Tell the City Council: Our Families & Neighbors Are Essential — the NYPD Budget Is Not! We Demand #BudgetJustice! Click here to call now.

New York City is in crisis. The brutal death toll of the pandemic and the economic fallout facing the city have profound implications for our future. But Mayor de Blasio has proposed a budget that calls for huge cuts in New York’s social and human services while leaving the NYPD virtually untouched. Exactly when they are needed most — during a once-in-a-century humanitarian disaster — the mayor is planning to take away resources from our most vulnerable, hardest-hit communities in order to fund the police.

Even as crime rates plummet, New York City is spending more on policing than on health, homeless services, youth development, and workforce development combined. That’s wrong and unacceptable.
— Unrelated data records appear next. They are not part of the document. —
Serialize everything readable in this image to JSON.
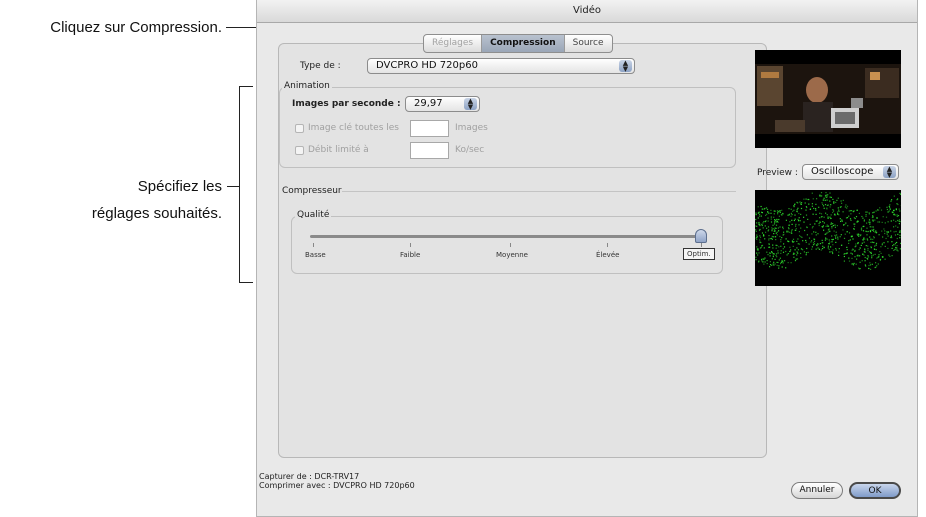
{
  "annotations": {
    "click_compression": "Cliquez sur Compression.",
    "specify_line1": "Spécifiez les",
    "specify_line2": "réglages souhaités."
  },
  "window": {
    "title": "Vidéo",
    "tabs": [
      {
        "label": "Réglages",
        "state": "disabled"
      },
      {
        "label": "Compression",
        "state": "selected"
      },
      {
        "label": "Source",
        "state": "normal"
      }
    ],
    "type_label": "Type de :",
    "type_value": "DVCPRO HD 720p60",
    "animation": {
      "title": "Animation",
      "fps_label": "Images par seconde :",
      "fps_value": "29,97",
      "keyframe_label": "Image clé toutes les",
      "keyframe_unit": "Images",
      "keyframe_value": "",
      "rate_label": "Débit limité à",
      "rate_unit": "Ko/sec",
      "rate_value": ""
    },
    "compressor": {
      "title": "Compresseur",
      "quality_title": "Qualité",
      "quality_ticks": [
        "Basse",
        "Faible",
        "Moyenne",
        "Élevée",
        "Optim."
      ],
      "quality_level": 1.0
    },
    "preview": {
      "label": "Preview :",
      "mode": "Oscilloscope"
    },
    "footer": {
      "capture": "Capturer de : DCR-TRV17",
      "compress": "Comprimer avec : DVCPRO HD 720p60"
    },
    "buttons": {
      "cancel": "Annuler",
      "ok": "OK"
    }
  },
  "colors": {
    "scope_green": "#2fe02f",
    "selected_tab": "#9aa6b7",
    "default_button": "#7f9bc9"
  }
}
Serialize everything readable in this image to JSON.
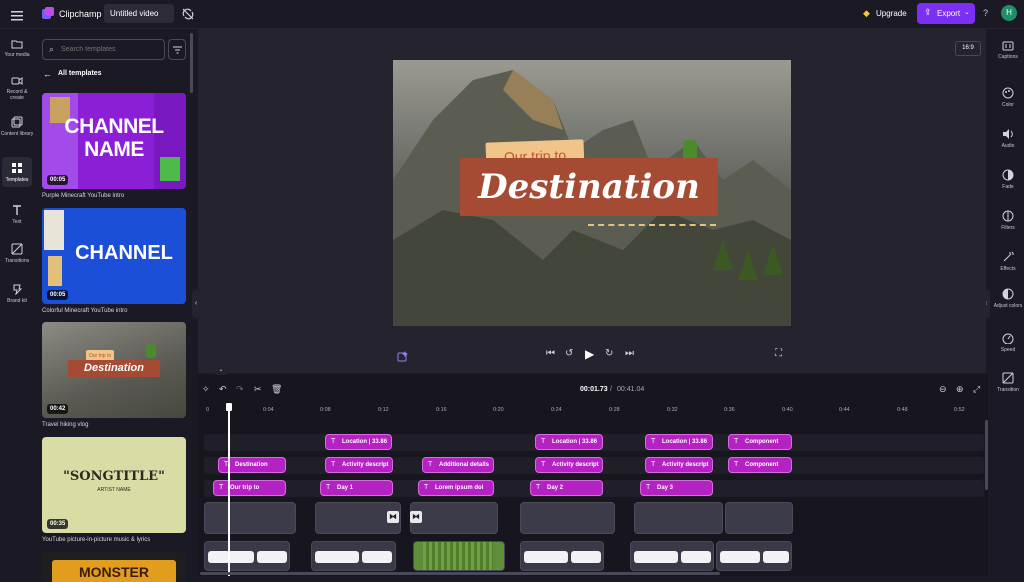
{
  "app": {
    "name": "Clipchamp",
    "project_title": "Untitled video"
  },
  "header": {
    "upgrade_label": "Upgrade",
    "export_label": "Export",
    "help_label": "?",
    "avatar_initial": "H"
  },
  "left_rail": [
    {
      "label": "Your media",
      "icon": "folder-icon"
    },
    {
      "label": "Record & create",
      "icon": "camera-icon"
    },
    {
      "label": "Content library",
      "icon": "library-icon"
    },
    {
      "label": "Templates",
      "icon": "templates-icon",
      "active": true
    },
    {
      "label": "Text",
      "icon": "text-icon"
    },
    {
      "label": "Transitions",
      "icon": "transitions-icon"
    },
    {
      "label": "Brand kit",
      "icon": "brand-kit-icon"
    }
  ],
  "templates_panel": {
    "search_placeholder": "Search templates",
    "back_label": "All templates",
    "items": [
      {
        "title": "Purple Minecraft YouTube intro",
        "duration": "00:05",
        "thumb_text": [
          "CHANNEL",
          "NAME"
        ],
        "bg": "#8a1fd6"
      },
      {
        "title": "Colorful Minecraft YouTube intro",
        "duration": "00:05",
        "thumb_text": [
          "CHANNEL"
        ],
        "bg": "#1c4fd8"
      },
      {
        "title": "Travel hiking vlog",
        "duration": "00:42",
        "thumb_text": [
          "Our trip to",
          "Destination"
        ],
        "bg": "#6b6960"
      },
      {
        "title": "YouTube picture-in-picture music & lyrics",
        "duration": "00:35",
        "thumb_text": [
          "\"SONGTITLE\"",
          "ARTIST NAME"
        ],
        "bg": "#d9dca4"
      },
      {
        "title": "",
        "duration": "",
        "thumb_text": [
          "MONSTER"
        ],
        "bg": "#e39d1c"
      }
    ]
  },
  "preview": {
    "aspect_ratio": "16:9",
    "subtitle": "Our trip to",
    "title": "Destination"
  },
  "right_rail": [
    {
      "label": "Captions",
      "icon": "captions-icon"
    },
    {
      "label": "Color",
      "icon": "color-icon"
    },
    {
      "label": "Audio",
      "icon": "audio-icon"
    },
    {
      "label": "Fade",
      "icon": "fade-icon"
    },
    {
      "label": "Filters",
      "icon": "filters-icon"
    },
    {
      "label": "Effects",
      "icon": "effects-icon"
    },
    {
      "label": "Adjust colors",
      "icon": "adjust-colors-icon"
    },
    {
      "label": "Speed",
      "icon": "speed-icon"
    },
    {
      "label": "Transition",
      "icon": "transition-icon"
    }
  ],
  "timeline": {
    "current_time": "00:01.73",
    "total_time": "00:41.04",
    "ruler": [
      "0",
      "0:04",
      "0:08",
      "0:12",
      "0:16",
      "0:20",
      "0:24",
      "0:28",
      "0:32",
      "0:36",
      "0:40",
      "0:44",
      "0:48",
      "0:52"
    ],
    "text_row1": [
      "Location | 33.86",
      "Location | 33.86",
      "Location | 33.86",
      "Component"
    ],
    "text_row2": [
      "Destination",
      "Activity descript",
      "Additional details",
      "Activity descript",
      "Activity descript",
      "Component"
    ],
    "text_row3": [
      "Our trip to",
      "Day 1",
      "Lorem ipsum dol",
      "Day 2",
      "Day 3"
    ]
  },
  "colors": {
    "accent": "#7b2ff2",
    "clip": "#b522c2",
    "background": "#1b1a24"
  }
}
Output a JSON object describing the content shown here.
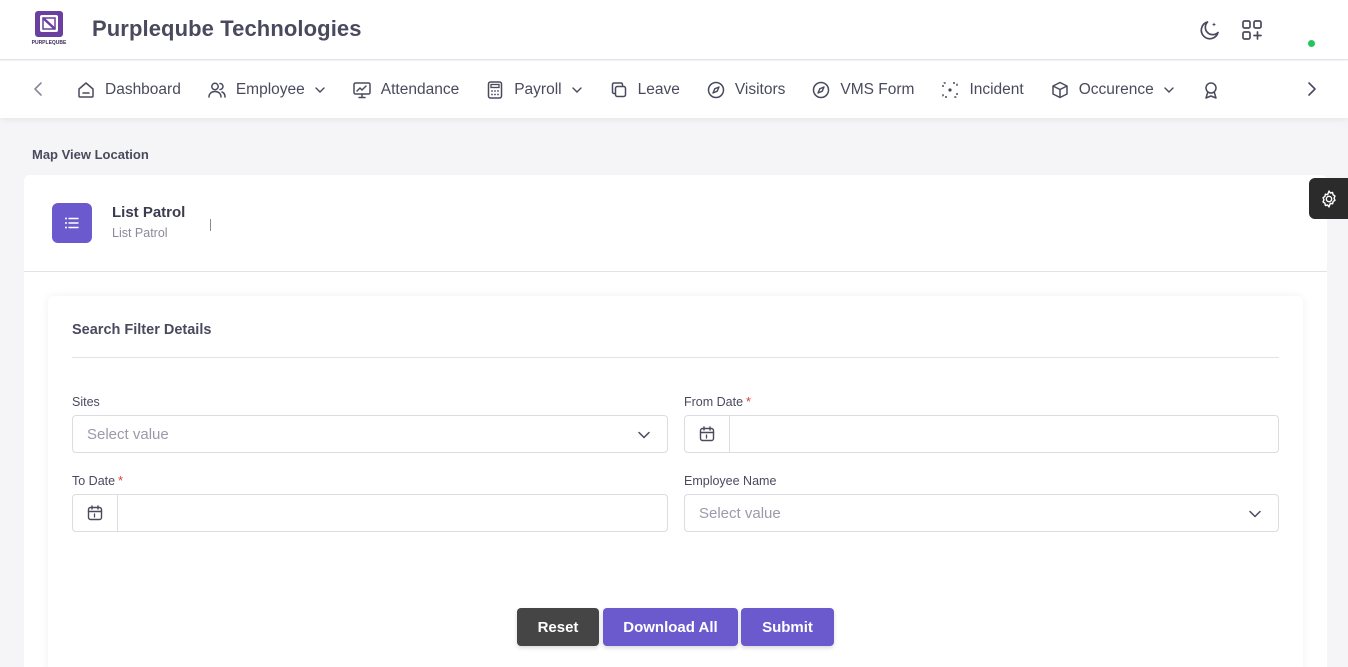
{
  "header": {
    "brand": "Purpleqube Technologies",
    "logo_text": "PURPLEQUBE",
    "icons": [
      "moon-icon",
      "apps-add-icon"
    ],
    "status_color": "#22c55e"
  },
  "nav": {
    "items": [
      {
        "label": "Dashboard",
        "icon": "home-icon",
        "dropdown": false
      },
      {
        "label": "Employee",
        "icon": "users-icon",
        "dropdown": true
      },
      {
        "label": "Attendance",
        "icon": "monitor-chart-icon",
        "dropdown": false
      },
      {
        "label": "Payroll",
        "icon": "calculator-icon",
        "dropdown": true
      },
      {
        "label": "Leave",
        "icon": "copy-icon",
        "dropdown": false
      },
      {
        "label": "Visitors",
        "icon": "compass-icon",
        "dropdown": false
      },
      {
        "label": "VMS Form",
        "icon": "compass-icon",
        "dropdown": false
      },
      {
        "label": "Incident",
        "icon": "focus-icon",
        "dropdown": false
      },
      {
        "label": "Occurence",
        "icon": "boxes-icon",
        "dropdown": true
      }
    ]
  },
  "page": {
    "breadcrumb": "Map View Location",
    "title": "List Patrol",
    "subtitle": "List Patrol"
  },
  "filter": {
    "title": "Search Filter Details",
    "sites": {
      "label": "Sites",
      "placeholder": "Select value"
    },
    "from_date": {
      "label": "From Date",
      "required": "*",
      "value": ""
    },
    "to_date": {
      "label": "To Date",
      "required": "*",
      "value": ""
    },
    "employee": {
      "label": "Employee Name",
      "placeholder": "Select value"
    }
  },
  "buttons": {
    "reset": "Reset",
    "download_all": "Download All",
    "submit": "Submit"
  },
  "colors": {
    "primary": "#6a5acd",
    "reset": "#454545",
    "required": "#e53935"
  }
}
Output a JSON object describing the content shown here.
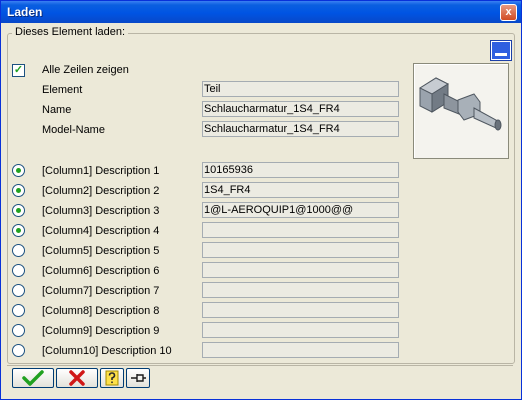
{
  "window": {
    "title": "Laden",
    "close_label": "x"
  },
  "group": {
    "legend": "Dieses Element laden:"
  },
  "show_all_rows": {
    "label": "Alle Zeilen zeigen",
    "checked": true
  },
  "info_fields": [
    {
      "label": "Element",
      "value": "Teil"
    },
    {
      "label": "Name",
      "value": "Schlaucharmatur_1S4_FR4"
    },
    {
      "label": "Model-Name",
      "value": "Schlaucharmatur_1S4_FR4"
    }
  ],
  "columns": [
    {
      "label": "[Column1] Description 1",
      "value": "10165936",
      "selected": true
    },
    {
      "label": "[Column2] Description 2",
      "value": "1S4_FR4",
      "selected": true
    },
    {
      "label": "[Column3] Description 3",
      "value": "1@L-AEROQUIP1@1000@@",
      "selected": true
    },
    {
      "label": "[Column4] Description 4",
      "value": "",
      "selected": true
    },
    {
      "label": "[Column5] Description 5",
      "value": "",
      "selected": false
    },
    {
      "label": "[Column6] Description 6",
      "value": "",
      "selected": false
    },
    {
      "label": "[Column7] Description 7",
      "value": "",
      "selected": false
    },
    {
      "label": "[Column8] Description 8",
      "value": "",
      "selected": false
    },
    {
      "label": "[Column9] Description 9",
      "value": "",
      "selected": false
    },
    {
      "label": "[Column10] Description 10",
      "value": "",
      "selected": false
    }
  ],
  "toolbar": {
    "ok_icon": "checkmark-icon",
    "cancel_icon": "cross-icon",
    "help_icon": "question-icon",
    "pin_icon": "pin-icon"
  },
  "colors": {
    "title_bar": "#0054e3",
    "check_green": "#21a121",
    "cancel_red": "#d01818"
  }
}
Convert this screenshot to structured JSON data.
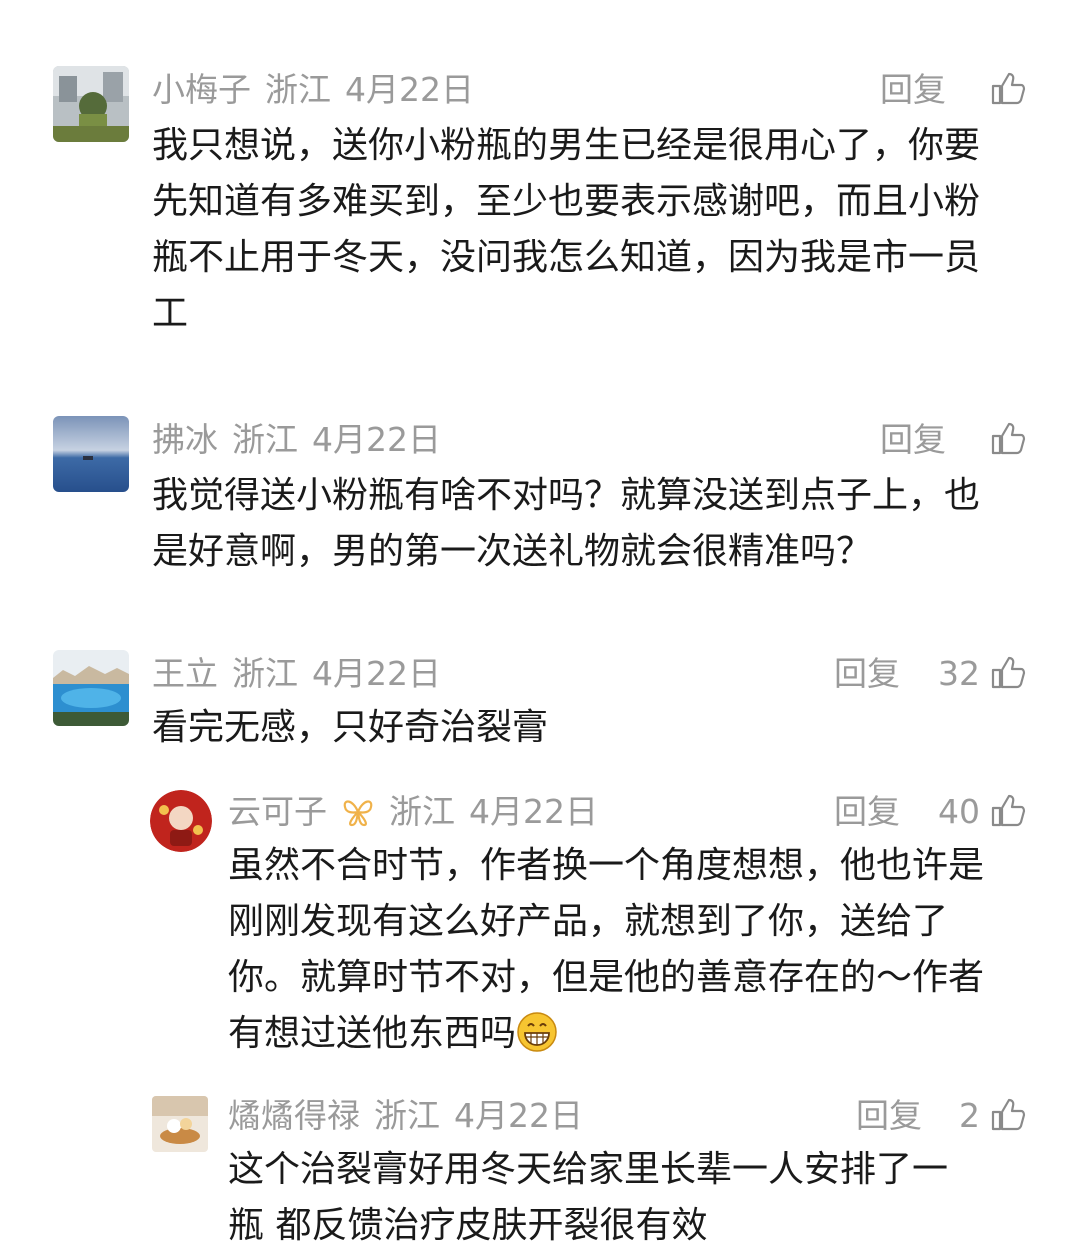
{
  "comments": [
    {
      "username": "小梅子",
      "location": "浙江",
      "date": "4月22日",
      "reply_label": "回复",
      "likes": "",
      "lines": [
        "我只想说，送你小粉瓶的男生已经是很用心了，你要",
        "先知道有多难买到，至少也要表示感谢吧，而且小粉",
        "瓶不止用于冬天，没问我怎么知道，因为我是市一员",
        "工"
      ]
    },
    {
      "username": "拂冰",
      "location": "浙江",
      "date": "4月22日",
      "reply_label": "回复",
      "likes": "",
      "lines": [
        "我觉得送小粉瓶有啥不对吗？就算没送到点子上，也",
        "是好意啊，男的第一次送礼物就会很精准吗？"
      ]
    },
    {
      "username": "王立",
      "location": "浙江",
      "date": "4月22日",
      "reply_label": "回复",
      "likes": "32",
      "lines": [
        "看完无感，只好奇治裂膏"
      ]
    },
    {
      "username": "云可子",
      "location": "浙江",
      "date": "4月22日",
      "reply_label": "回复",
      "likes": "40",
      "lines": [
        "虽然不合时节，作者换一个角度想想，他也许是",
        "刚刚发现有这么好产品，就想到了你，送给了",
        "你。就算时节不对，但是他的善意存在的～作者",
        "有想过送他东西吗"
      ]
    },
    {
      "username": "燏燏得禄",
      "location": "浙江",
      "date": "4月22日",
      "reply_label": "回复",
      "likes": "2",
      "lines": [
        "这个治裂膏好用冬天给家里长辈一人安排了一",
        "瓶 都反馈治疗皮肤开裂很有效"
      ]
    }
  ],
  "icons": {
    "like": "thumbs-up-icon",
    "vip": "butterfly-badge-icon",
    "emoji": "grinning-emoji-icon"
  }
}
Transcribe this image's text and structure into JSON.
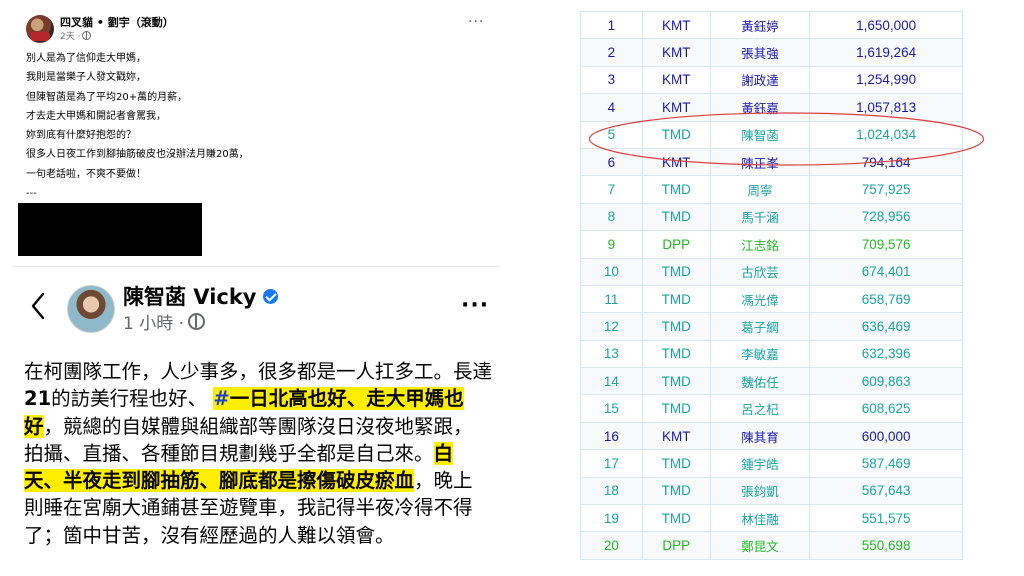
{
  "post1": {
    "author": "四叉貓 • 劉宇（滾動）",
    "time": "2天 ·",
    "lines": [
      "別人是為了信仰走大甲媽，",
      "我則是當樂子人發文戳妳，",
      "但陳智菡是為了平均20+萬的月薪，",
      "才去走大甲媽和開記者會罵我，",
      "妳到底有什麼好抱怨的？",
      "很多人日夜工作到腳抽筋破皮也沒辦法月賺20萬，",
      "一句老話啦，不爽不要做！",
      "---"
    ]
  },
  "post2": {
    "author": "陳智菡 Vicky",
    "time": "1 小時 ·",
    "body": {
      "t1": "在柯團隊工作，人少事多，很多都是一人扛多工。長達",
      "num": "21",
      "t2": "的訪美行程也好、 ",
      "tag": "#",
      "hl1": "一日北高也好、走大甲媽也好",
      "t3": "，競總的自媒體與組織部等團隊沒日沒夜地緊跟，拍攝、直播、各種節目規劃幾乎全都是自己來。",
      "hl2": "白天、半夜走到腳抽筋、腳底都是擦傷破皮瘀血",
      "t4": "，晚上則睡在宮廟大通鋪甚至遊覽車，我記得半夜冷得不得了；箇中甘苦，沒有經歷過的人難以領會。"
    }
  },
  "colors": {
    "KMT": "#1a1aa8",
    "TMD": "#1aa3a3",
    "DPP": "#22b822",
    "highlight": "#ffee00",
    "circle": "#d94040"
  },
  "ranking": {
    "rows": [
      {
        "rank": "1",
        "party": "KMT",
        "name": "黃鈺婷",
        "votes": "1,650,000"
      },
      {
        "rank": "2",
        "party": "KMT",
        "name": "張其強",
        "votes": "1,619,264"
      },
      {
        "rank": "3",
        "party": "KMT",
        "name": "謝政達",
        "votes": "1,254,990"
      },
      {
        "rank": "4",
        "party": "KMT",
        "name": "黃鈺嘉",
        "votes": "1,057,813"
      },
      {
        "rank": "5",
        "party": "TMD",
        "name": "陳智菡",
        "votes": "1,024,034",
        "circled": true
      },
      {
        "rank": "6",
        "party": "KMT",
        "name": "陳正峯",
        "votes": "794,164"
      },
      {
        "rank": "7",
        "party": "TMD",
        "name": "周寧",
        "votes": "757,925"
      },
      {
        "rank": "8",
        "party": "TMD",
        "name": "馬千涵",
        "votes": "728,956"
      },
      {
        "rank": "9",
        "party": "DPP",
        "name": "江志銘",
        "votes": "709,576"
      },
      {
        "rank": "10",
        "party": "TMD",
        "name": "古欣芸",
        "votes": "674,401"
      },
      {
        "rank": "11",
        "party": "TMD",
        "name": "馮光偉",
        "votes": "658,769"
      },
      {
        "rank": "12",
        "party": "TMD",
        "name": "葛子綱",
        "votes": "636,469"
      },
      {
        "rank": "13",
        "party": "TMD",
        "name": "李敏嘉",
        "votes": "632,396"
      },
      {
        "rank": "14",
        "party": "TMD",
        "name": "魏佑任",
        "votes": "609,863"
      },
      {
        "rank": "15",
        "party": "TMD",
        "name": "呂之杞",
        "votes": "608,625"
      },
      {
        "rank": "16",
        "party": "KMT",
        "name": "陳其育",
        "votes": "600,000"
      },
      {
        "rank": "17",
        "party": "TMD",
        "name": "鍾宇皓",
        "votes": "587,469"
      },
      {
        "rank": "18",
        "party": "TMD",
        "name": "張鈞凱",
        "votes": "567,643"
      },
      {
        "rank": "19",
        "party": "TMD",
        "name": "林佳融",
        "votes": "551,575"
      },
      {
        "rank": "20",
        "party": "DPP",
        "name": "鄭昆文",
        "votes": "550,698"
      }
    ]
  }
}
Over-investment in policing and underinvestment in public health, housing, and communities is why our elders have been so devastated by COVID-19, and Black and Latinx New Yorkers have been dying at twice the rate of everyone else.

Where is the NYPD’s $6 billion dollar budget going?

  • In 2018, New York City paid out $230 million of our tax dollars to settle lawsuits against the NYPD, mostly for police misconduct.
  • We are planning to spend $332 million to keep cops in our schools, armed and ready to fuel the school-to-prison pipeline even though our schools are closed and facing over $800 million in cuts.
  • The mayor wants to hire 2300 new police officers to enforce social distancing, despite the fact that 90% of those arrested for violating social distancing have been Black or Latinx, we have seen multiple videos of police using brutal violence in making arrests, and the Manhattan, Brooklyn, Bronx, and Queens DAs are refusing to prosecute social distancing arrests.
  • The NYPD just spent half a million dollars on brand new drones to surveil New Yorkers — that would have bought almost 264,000 N95 masks for nurses, doctors, and EMTs who are re-using their disposable masks over and over again.

The city’s total spending on policing has steadily climbed — increasing by more than $1 billion after Mayor Bill de Blasio took office, according to an analysis from the Independent Budget Office.

Social services were stretched thin before this pandemic and now an even larger portion of NYC residents will rely on social services and public infrastructure to survive. We need a fair budget that protects our frontline and essential workers, begins to address the disgusting racial inequities that are killing Black and brown people at shocking rates, gets homeless people into safer lodgings, and supports our kids over the summer and our teachers in the fall. Now more than ever, New York needs to set the right priorities in our budget — thousands of lives depend on it.